Although risk-reducing salpingo-oophorectomy is standard for women who harbor BRCA mutations, the role of concomitant hysterectomy is controversial because the risk for uterine cancer in this cohort had been unclear. Some studies had suggested that the risk for uterine corpus cancer in these women was linked to tamoxifen citrate use.
“Serous uterine cancer generally only accounts for about 10% of all uterine cancer diagnosed compared with the much more common endometrioid cancer, which accounts for 80% to 85% of uterine cancers,” Noah D. Kauff, MD, director of clinical cancer genetics program at Duke Cancer Institute of Duke Medicine, told HemOnc Today. “However, serous cancer is associated with a much worse outcome — it accounts for approximately 40% of all uterine cancer-related mortality.”

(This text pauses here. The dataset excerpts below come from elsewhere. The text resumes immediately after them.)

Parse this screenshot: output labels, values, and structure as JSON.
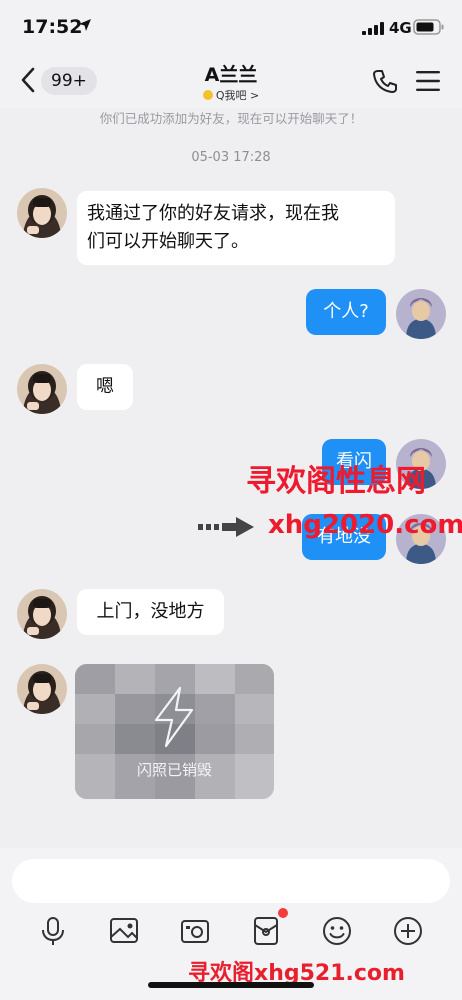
{
  "status_bar": {
    "time": "17:52",
    "network": "4G"
  },
  "header": {
    "unread_count": "99+",
    "title": "A兰兰",
    "subtitle": "Q我吧 >"
  },
  "system_note": "你们已成功添加为好友，现在可以开始聊天了！",
  "timestamp": "05-03 17:28",
  "messages": [
    {
      "side": "in",
      "text": "我通过了你的好友请求，现在我\n们可以开始聊天了。"
    },
    {
      "side": "out",
      "text": "个人?"
    },
    {
      "side": "in",
      "text": "嗯"
    },
    {
      "side": "out",
      "text": "看闪"
    },
    {
      "side": "out",
      "text": "有地没"
    },
    {
      "side": "in",
      "text": "上门，没地方"
    },
    {
      "side": "in",
      "type": "flash_photo",
      "text": "闪照已销毁"
    }
  ],
  "watermark": {
    "line1": "寻欢阁性息网",
    "url": "xhg2020.com",
    "footer": "寻欢阁xhg521.com"
  },
  "input": {
    "placeholder": ""
  },
  "toolbar": {
    "icons": [
      "microphone-icon",
      "image-icon",
      "camera-icon",
      "red-packet-icon",
      "emoji-icon",
      "plus-icon"
    ]
  },
  "colors": {
    "outgoing_bubble": "#1e90f6",
    "incoming_bubble": "#ffffff",
    "background": "#efeff2",
    "watermark": "#ee1b2e"
  }
}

Researchers evaluated data from 1,083 BRCA–positive women (median age at surgery, 45.6 years; interquartile range [IQR], 40.8-52.2; 94.6% white) who underwent risk-reducing salpingo- oophorectomy without a prior or concomitant hysterectomy at one of nine academic medical centers in the United States and United Kingdom. The cohort included 627 women with a BRCA1 mutation, 453 with a BRCA2 mutation and three with both mutations.